Era uno dei film preferiti da Ozu, anche per il suo carattere autobiografico. Si tratta di una storia che si svolge lungo un esteso arco temporale, con ellissi molto più marcate che in altri film dello stesso regista: alcuni vi hanno voluto trovare un aspetto di propaganda nazionalista dietro ai ripetuti discorsi del padre sull'importanza della dedizione al lavoro e sul sacrificio personale per lo sviluppo del proprio paese. Anche se questo fosse vero, a mio parere non va ad inficiare assolutamente la bellezza del film che risiede principalmente nella descrizione, miracolosamente esatta e ricca di sfumature, di un rapporto padre/figlio caratterizzato dall'assenza, dalla difficoltà di trovare del tempo per potersi vedere, ma che, nelle scene degli incontri con il figlio ormai adulto, tocca un'intensità rara se si considera che il film è girato secondo i principi di un'estetica minimalista che anticipa il cinema di Bresson.

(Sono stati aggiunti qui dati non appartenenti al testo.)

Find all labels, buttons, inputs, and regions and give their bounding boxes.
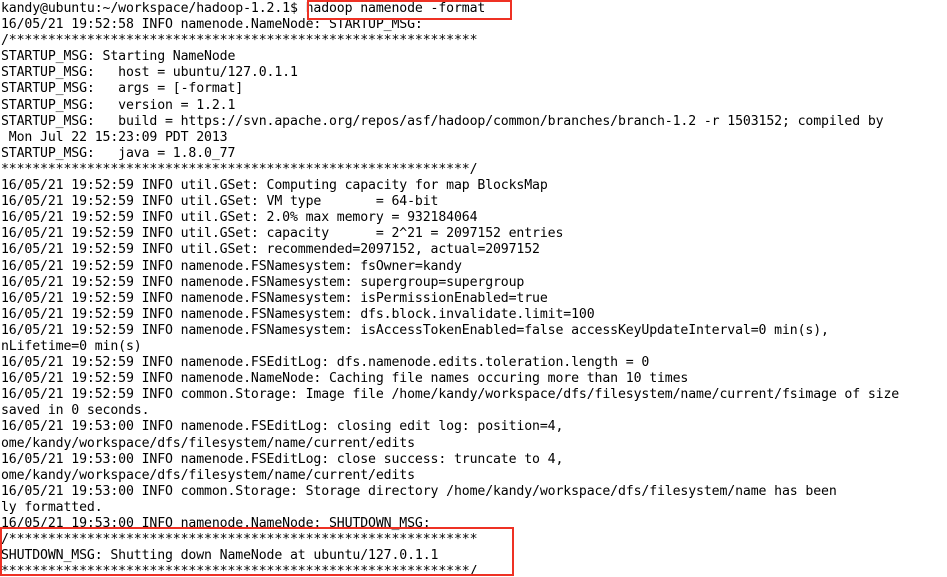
terminal-line: 16/05/21 19:52:59 INFO namenode.FSNamesy… (1, 274, 525, 290)
terminal-line: ome/kandy/workspace/dfs/filesystem/name/… (1, 467, 415, 483)
terminal-line: /***************************************… (1, 532, 478, 548)
terminal-line: STARTUP_MSG: build = https://svn.apache.… (1, 113, 884, 129)
terminal-line: saved in 0 seconds. (1, 403, 150, 419)
terminal-line: nLifetime=0 min(s) (1, 338, 142, 354)
terminal-line: ly formatted. (1, 499, 103, 515)
terminal-line: STARTUP_MSG: args = [-format] (1, 81, 244, 97)
terminal-line: 16/05/21 19:52:59 INFO common.Storage: I… (1, 387, 900, 403)
terminal-line: STARTUP_MSG: version = 1.2.1 (1, 97, 236, 113)
terminal-line: ****************************************… (1, 564, 478, 577)
terminal-line: 16/05/21 19:52:59 INFO namenode.FSNamesy… (1, 322, 829, 338)
terminal-line: 16/05/21 19:53:00 INFO namenode.FSEditLo… (1, 451, 564, 467)
terminal-output: kandy@ubuntu:~/workspace/hadoop-1.2.1$ h… (1, 1, 947, 577)
terminal-line: STARTUP_MSG: Starting NameNode (1, 49, 236, 65)
terminal-line: 16/05/21 19:53:00 INFO namenode.NameNode… (1, 516, 431, 531)
terminal-line: 16/05/21 19:52:59 INFO namenode.FSNamesy… (1, 258, 462, 274)
terminal-line: 16/05/21 19:52:59 INFO namenode.FSEditLo… (1, 355, 650, 371)
terminal-line: STARTUP_MSG: java = 1.8.0_77 (1, 145, 236, 161)
terminal-line: /***************************************… (1, 33, 478, 49)
terminal-line: 16/05/21 19:52:59 INFO util.GSet: 2.0% m… (1, 210, 478, 226)
terminal-line: 16/05/21 19:52:59 INFO util.GSet: Comput… (1, 178, 548, 194)
terminal-line: 16/05/21 19:53:00 INFO common.Storage: S… (1, 483, 837, 499)
terminal-line: ome/kandy/workspace/dfs/filesystem/name/… (1, 435, 415, 451)
terminal-line: 16/05/21 19:52:59 INFO util.GSet: recomm… (1, 242, 540, 258)
terminal-line: 16/05/21 19:52:59 INFO util.GSet: VM typ… (1, 194, 439, 210)
terminal-line: 16/05/21 19:52:58 INFO namenode.NameNode… (1, 17, 423, 33)
terminal-line: 16/05/21 19:53:00 INFO namenode.FSEditLo… (1, 419, 564, 435)
terminal-line: ****************************************… (1, 161, 478, 177)
terminal-line: 16/05/21 19:52:59 INFO util.GSet: capaci… (1, 226, 564, 242)
terminal-line: 16/05/21 19:52:59 INFO namenode.NameNode… (1, 371, 689, 387)
terminal-line: 16/05/21 19:52:59 INFO namenode.FSNamesy… (1, 306, 595, 322)
terminal-line: SHUTDOWN_MSG: Shutting down NameNode at … (1, 548, 439, 564)
terminal-window[interactable]: kandy@ubuntu:~/workspace/hadoop-1.2.1$ h… (0, 0, 947, 577)
terminal-line: Mon Jul 22 15:23:09 PDT 2013 (1, 129, 228, 145)
terminal-line: STARTUP_MSG: host = ubuntu/127.0.1.1 (1, 65, 298, 81)
terminal-line: 16/05/21 19:52:59 INFO namenode.FSNamesy… (1, 290, 548, 306)
terminal-line: kandy@ubuntu:~/workspace/hadoop-1.2.1$ h… (1, 1, 486, 16)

E il merito è anche di un'interpretazione superlativa di Chishu Ryu, molto invecchiato nelle scene finali, che in seguito riproporrà spesso delle figure paterne affini a questa, anche se raramente con accenti così sobri e incisivi (un'altra delle prove più belle resta quella in "Tarda primavera"). Non è uno dei film più famosi di Ozu ed è stato scoperto con molto ritardo nei paesi Occidentali: è sicuramente un film di svolta, perchè è una delle opere in cui si radicalizza lo stile ascetico e contemplativo che sarà dominante nei capolavori girati nella parte conclusiva della carriera come Viaggio a Tokyo. Fra le altre scene memorabili, sicuramente da ricordare quella in cui l'ex-professore e un suo collega si ritrovano con dei vecchi studenti con cui rievocano i tempi andati, senza cedere ad una malinconia patetica ma nell'amara consapevolezza dell'inevitabile fuga del tempo.